Any robust plan to successfully tackle our housing challenges needs to take these gender-specific issues into account.
In the last two decades house prices have increased dramatically while wages have not followed suit.
Our housing crisis is therefore a crisis of affordability: the average worker now needs eight times their annual salary to buy the average house in England, compared to just four times twenty years ago.
It is also a crisis of availability: we now have nearly two million fewer social homes than in 1997 despite a population growth of seven million.
This matters because a significant number of people will never afford to buy or rent in the private sector.
With fewer social-rented houses, local councils are finding it very difficult to fulfil their statutory homelessness duties and support vulnerably-housed people into permanent and safe accommodation.
Both crises of affordability and availability have a specific impact on women.
As women earn less, have lower incomes and own less wealth, the crisis of housing affordability hits them harder.
Recent research by the Women’s Budget Group showed that women on average earnings cannot afford to rent an average priced house in the private sector in any region in England (men can afford any region except London).
Even though many people rent and buy jointly, usually with their partner, unaffordable housing has significant consequences for women’s ability to be financially independent and to leave unwanted – and sometimes abusive – relationships.
And this is vital to fix as domestic abuse is linked to women’s homelessness: 61% of women who are homeless have experienced domestic abuse and a third of women who have slept rough have left home to escape violence.

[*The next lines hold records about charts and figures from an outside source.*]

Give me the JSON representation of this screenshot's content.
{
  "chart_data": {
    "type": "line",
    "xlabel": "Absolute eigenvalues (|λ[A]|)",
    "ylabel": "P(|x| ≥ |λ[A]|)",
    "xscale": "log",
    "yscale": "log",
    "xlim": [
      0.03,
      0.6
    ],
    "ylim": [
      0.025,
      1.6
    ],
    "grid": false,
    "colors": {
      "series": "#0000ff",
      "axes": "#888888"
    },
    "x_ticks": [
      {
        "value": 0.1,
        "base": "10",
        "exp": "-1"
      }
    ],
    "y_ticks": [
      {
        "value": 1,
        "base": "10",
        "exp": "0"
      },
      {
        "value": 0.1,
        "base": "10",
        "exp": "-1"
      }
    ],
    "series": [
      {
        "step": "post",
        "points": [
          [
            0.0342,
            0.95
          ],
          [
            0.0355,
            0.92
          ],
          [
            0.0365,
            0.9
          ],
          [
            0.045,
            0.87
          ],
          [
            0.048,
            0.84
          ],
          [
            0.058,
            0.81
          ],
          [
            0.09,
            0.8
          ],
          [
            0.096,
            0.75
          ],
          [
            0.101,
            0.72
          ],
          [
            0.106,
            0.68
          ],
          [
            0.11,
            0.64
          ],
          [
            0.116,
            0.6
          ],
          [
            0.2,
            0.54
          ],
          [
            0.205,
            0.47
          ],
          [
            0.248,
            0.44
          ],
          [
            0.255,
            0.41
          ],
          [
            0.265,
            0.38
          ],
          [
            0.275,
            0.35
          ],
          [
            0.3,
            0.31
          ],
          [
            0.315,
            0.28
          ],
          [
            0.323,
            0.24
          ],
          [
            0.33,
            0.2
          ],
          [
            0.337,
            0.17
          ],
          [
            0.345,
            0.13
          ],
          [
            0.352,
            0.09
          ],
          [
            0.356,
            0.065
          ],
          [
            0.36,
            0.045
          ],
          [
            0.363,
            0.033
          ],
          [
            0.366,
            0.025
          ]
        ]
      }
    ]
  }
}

The unavailability of social housing is making local councils’ task of housing homeless people harder.
The most extreme reflection of the housing crisis has a predominantly male face: 84% of people sleeping rough are men and so we need to make sure that men’s needs and higher likelihood of sleeping rough are addressed.

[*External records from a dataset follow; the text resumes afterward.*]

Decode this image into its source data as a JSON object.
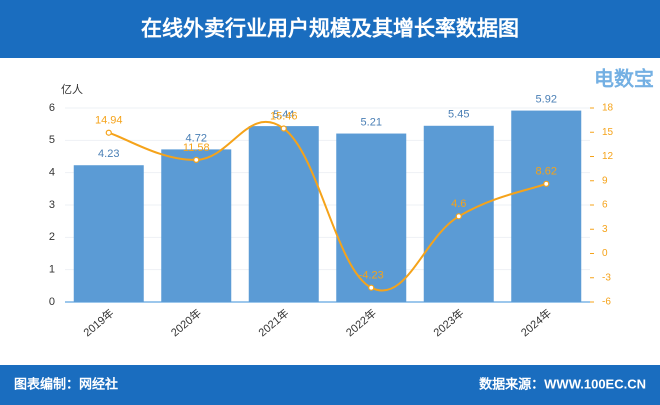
{
  "chart_data": {
    "type": "bar-line",
    "title": "在线外卖行业用户规模及其增长率数据图",
    "y_label": "亿人",
    "categories": [
      "2019年",
      "2020年",
      "2021年",
      "2022年",
      "2023年",
      "2024年"
    ],
    "series": [
      {
        "type": "bar",
        "color": "#5b9bd5",
        "values": [
          4.23,
          4.72,
          5.44,
          5.21,
          5.45,
          5.92
        ]
      },
      {
        "type": "line",
        "axis": "y2",
        "color": "#f5a31a",
        "values": [
          14.94,
          11.58,
          15.46,
          -4.23,
          4.6,
          8.62
        ]
      }
    ],
    "ylim": [
      0,
      6
    ],
    "yticks": [
      0,
      1,
      2,
      3,
      4,
      5,
      6
    ],
    "y2lim": [
      -6,
      18
    ],
    "y2ticks": [
      -6,
      -3,
      0,
      3,
      6,
      9,
      12,
      15,
      18
    ],
    "grid": true
  },
  "logo": {
    "text": "电数宝"
  },
  "footer": {
    "credit": "图表编制：网经社",
    "source": "数据来源：WWW.100EC.CN"
  }
}
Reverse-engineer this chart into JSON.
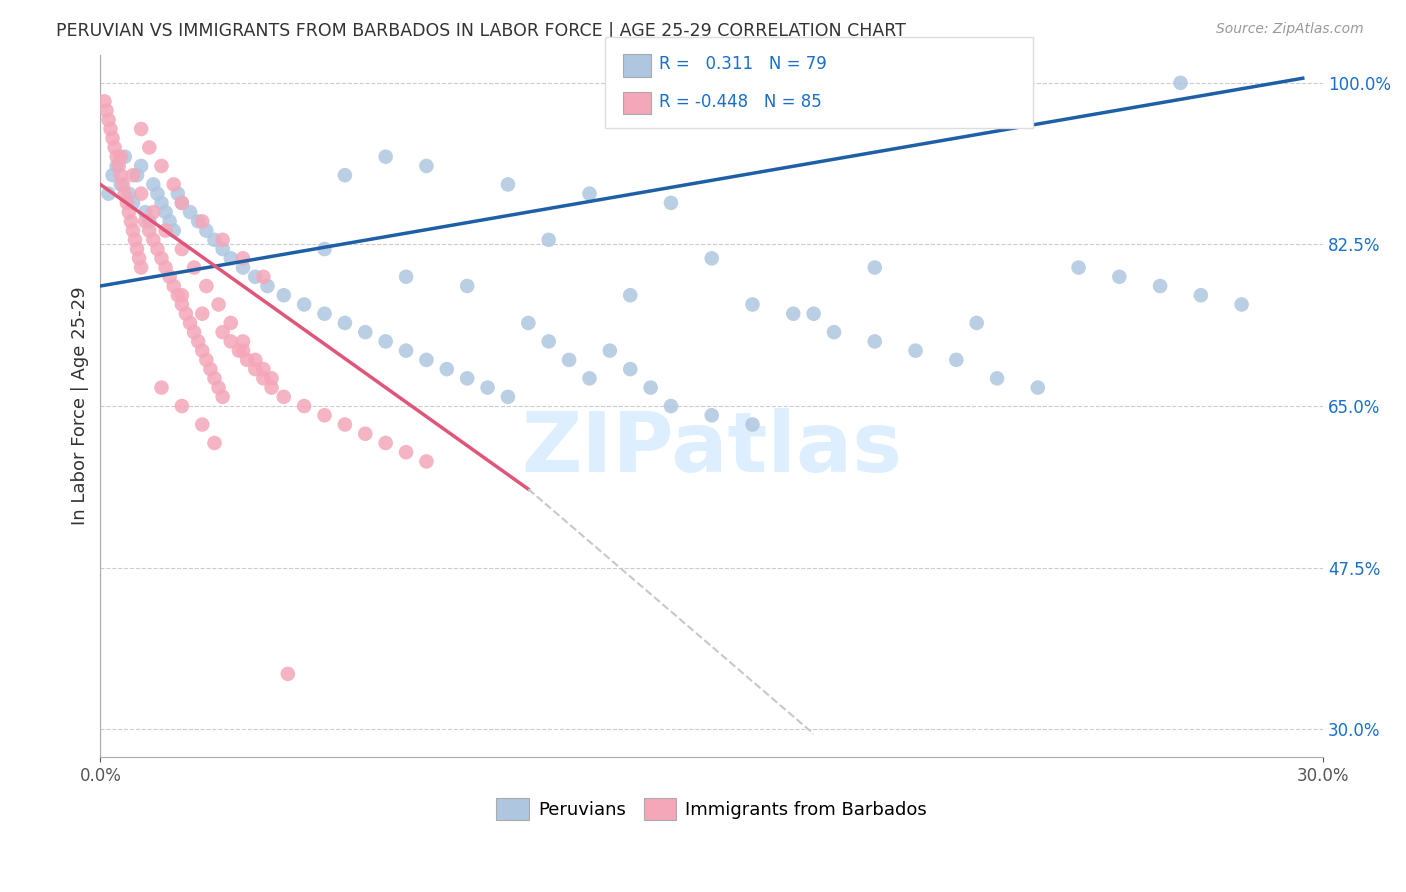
{
  "title": "PERUVIAN VS IMMIGRANTS FROM BARBADOS IN LABOR FORCE | AGE 25-29 CORRELATION CHART",
  "source": "Source: ZipAtlas.com",
  "ylabel": "In Labor Force | Age 25-29",
  "ytick_vals": [
    100.0,
    82.5,
    65.0,
    47.5,
    30.0
  ],
  "ytick_labels": [
    "100.0%",
    "82.5%",
    "65.0%",
    "47.5%",
    "30.0%"
  ],
  "xtick_left": "0.0%",
  "xtick_right": "30.0%",
  "xmin": 0.0,
  "xmax": 30.0,
  "ymin": 27.0,
  "ymax": 103.0,
  "blue_R": 0.311,
  "blue_N": 79,
  "pink_R": -0.448,
  "pink_N": 85,
  "blue_dot_color": "#aec6e0",
  "blue_line_color": "#1f5fa6",
  "pink_dot_color": "#f4a7b9",
  "pink_line_color": "#e0567a",
  "dash_color": "#c8c8c8",
  "watermark_color": "#ddeeff",
  "legend_blue": "Peruvians",
  "legend_pink": "Immigrants from Barbados",
  "title_color": "#333333",
  "source_color": "#999999",
  "axis_label_color": "#333333",
  "tick_color_right": "#1a6fcc",
  "grid_color": "#cccccc",
  "blue_trend": [
    0.0,
    78.0,
    29.5,
    100.5
  ],
  "pink_trend_solid": [
    0.0,
    89.0,
    10.5,
    56.0
  ],
  "pink_trend_dash": [
    10.5,
    56.0,
    17.5,
    29.5
  ],
  "blue_x": [
    0.2,
    0.3,
    0.4,
    0.5,
    0.6,
    0.7,
    0.8,
    0.9,
    1.0,
    1.1,
    1.2,
    1.3,
    1.4,
    1.5,
    1.6,
    1.7,
    1.8,
    1.9,
    2.0,
    2.2,
    2.4,
    2.6,
    2.8,
    3.0,
    3.2,
    3.5,
    3.8,
    4.1,
    4.5,
    5.0,
    5.5,
    6.0,
    6.5,
    7.0,
    7.5,
    8.0,
    8.5,
    9.0,
    9.5,
    10.0,
    10.5,
    11.0,
    11.5,
    12.0,
    12.5,
    13.0,
    13.5,
    14.0,
    15.0,
    16.0,
    17.0,
    18.0,
    19.0,
    20.0,
    21.0,
    22.0,
    23.0,
    24.0,
    25.0,
    26.0,
    27.0,
    28.0,
    6.0,
    7.0,
    8.0,
    10.0,
    12.0,
    14.0,
    11.0,
    5.5,
    15.0,
    19.0,
    7.5,
    9.0,
    13.0,
    16.0,
    17.5,
    21.5,
    26.5
  ],
  "blue_y": [
    88,
    90,
    91,
    89,
    92,
    88,
    87,
    90,
    91,
    86,
    85,
    89,
    88,
    87,
    86,
    85,
    84,
    88,
    87,
    86,
    85,
    84,
    83,
    82,
    81,
    80,
    79,
    78,
    77,
    76,
    75,
    74,
    73,
    72,
    71,
    70,
    69,
    68,
    67,
    66,
    74,
    72,
    70,
    68,
    71,
    69,
    67,
    65,
    64,
    63,
    75,
    73,
    72,
    71,
    70,
    68,
    67,
    80,
    79,
    78,
    77,
    76,
    90,
    92,
    91,
    89,
    88,
    87,
    83,
    82,
    81,
    80,
    79,
    78,
    77,
    76,
    75,
    74,
    100
  ],
  "pink_x": [
    0.1,
    0.15,
    0.2,
    0.25,
    0.3,
    0.35,
    0.4,
    0.45,
    0.5,
    0.55,
    0.6,
    0.65,
    0.7,
    0.75,
    0.8,
    0.85,
    0.9,
    0.95,
    1.0,
    1.1,
    1.2,
    1.3,
    1.4,
    1.5,
    1.6,
    1.7,
    1.8,
    1.9,
    2.0,
    2.1,
    2.2,
    2.3,
    2.4,
    2.5,
    2.6,
    2.7,
    2.8,
    2.9,
    3.0,
    3.2,
    3.4,
    3.6,
    3.8,
    4.0,
    4.2,
    4.5,
    5.0,
    5.5,
    6.0,
    6.5,
    7.0,
    7.5,
    8.0,
    1.0,
    1.2,
    1.5,
    1.8,
    2.0,
    2.5,
    3.0,
    3.5,
    4.0,
    2.0,
    2.5,
    3.0,
    3.5,
    4.0,
    1.5,
    2.0,
    2.5,
    2.8,
    0.5,
    0.8,
    1.0,
    1.3,
    1.6,
    2.0,
    2.3,
    2.6,
    2.9,
    3.2,
    3.5,
    3.8,
    4.2,
    4.6
  ],
  "pink_y": [
    98,
    97,
    96,
    95,
    94,
    93,
    92,
    91,
    90,
    89,
    88,
    87,
    86,
    85,
    84,
    83,
    82,
    81,
    80,
    85,
    84,
    83,
    82,
    81,
    80,
    79,
    78,
    77,
    76,
    75,
    74,
    73,
    72,
    71,
    70,
    69,
    68,
    67,
    66,
    72,
    71,
    70,
    69,
    68,
    67,
    66,
    65,
    64,
    63,
    62,
    61,
    60,
    59,
    95,
    93,
    91,
    89,
    87,
    85,
    83,
    81,
    79,
    77,
    75,
    73,
    71,
    69,
    67,
    65,
    63,
    61,
    92,
    90,
    88,
    86,
    84,
    82,
    80,
    78,
    76,
    74,
    72,
    70,
    68,
    36
  ]
}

But for every person we see sleeping rough on the streets, there are a further 12 households who are homeless – that is, they do not have a home.

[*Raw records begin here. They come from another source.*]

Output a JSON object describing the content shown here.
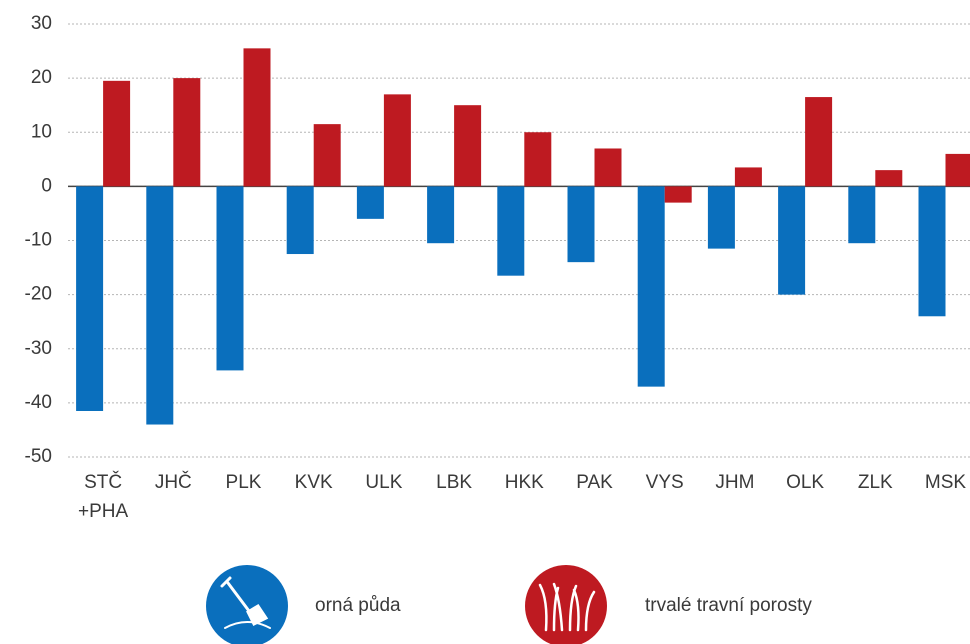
{
  "chart_data": {
    "type": "bar",
    "categories": [
      "STČ +PHA",
      "JHČ",
      "PLK",
      "KVK",
      "ULK",
      "LBK",
      "HKK",
      "PAK",
      "VYS",
      "JHM",
      "OLK",
      "ZLK",
      "MSK"
    ],
    "series": [
      {
        "name": "orná půda",
        "color": "#0a6fbd",
        "values": [
          -41.5,
          -44,
          -34,
          -12.5,
          -6,
          -10.5,
          -16.5,
          -14,
          -37,
          -11.5,
          -20,
          -10.5,
          -24
        ]
      },
      {
        "name": "trvalé travní porosty",
        "color": "#be1a21",
        "values": [
          19.5,
          20,
          25.5,
          11.5,
          17,
          15,
          10,
          7,
          -3,
          3.5,
          16.5,
          3,
          6
        ]
      }
    ],
    "ylim": [
      -50,
      30
    ],
    "yticks": [
      -50,
      -40,
      -30,
      -20,
      -10,
      0,
      10,
      20,
      30
    ],
    "grid": true
  }
}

Women are two-thirds of the people classed as homeless and certain groups of women, like single mothers, are overrepresented in the homeless population.
Since 2010 we have had increasing numbers of rough-sleepers, of children living in unsuitable temporary accommodation, and women at risk of sexual exploitation through sofa surfing and sex-for-rent ads.
What are the parties’ plans to solve these issues?
All parties are committed to building more houses in the next five years, with Labour and the Conservatives planning a million more homes in the next parliament.
But the kind of houses planned matters greatly for who is going to benefit.
The Conservatives are focusing their efforts on would-be homeowners, including discounts for local first-time buyers, expansion of shared ownership schemes and extension of 5% deposits for mortgage-buyers.
On the other hand, Labour, the Liberal-Democrats and the Greens all pledge to build at least 100,000 social homes per year in the coming years.
To reflect the increasing proportion of people renting in the private-sector, in particular young people, each party’s manifesto includes something for renters too.
Rent controls are a popular measure and is espoused by all parties currently in opposition.
This is usually capping rent increases to inflation although some parties go further and want to give cities power to cap rents further (Labour) or to keep rents in line with local incomes (Green Party).
Conservatives, Labour and Greens all pledge to end ‘no-fault evictions’ and Labour, Greens and Lib-Dems want to introduce longer-term tenancies.
This is good news for private-renters, as end of an assured shorthold tenancy is the main cause for homelessness.
For private-renters on housing benefit, there are promises to increase the local housing allowance rates to the current 30th percentile of local rents (Labour Party) or to the average (50th percentile) rents (Liberal-Democrats).
This is likely to impact women positively as women are the majority (60%) of people in households claiming housing benefit.
Affordability features high on the housing agenda of the parties.
Conservatives and Labour in particular specifically talk about building affordable homes.
The crux of these policies is of course the concept of ‘affordable’: currently it can be up to 80% of private-market prices, while Labour wants to match affordable homes to average local incomes.
This still risks leaving many women out of the affordable market, as women’s median earnings are lower than men’s.
Finally, some political parties recognise the links between domestic abuse and homelessness and pledge to increase funding for women’s refuges (Labour and Lib-Dems) and the Liberal-Democrats want to introduce a new duty on local authorities to house victims of domestic violence.
The housing crisis is one of the most urgent policy issues of our time and it is time all political parties design a plan for tackling it.
This can only be done successfully when we recognise that increasingly large numbers of people will never afford to private-rent or buy, and so building more social homes is crucial.
Any housing plan can only succeed when it takes into account the specific housing needs of women and the challenges that they face.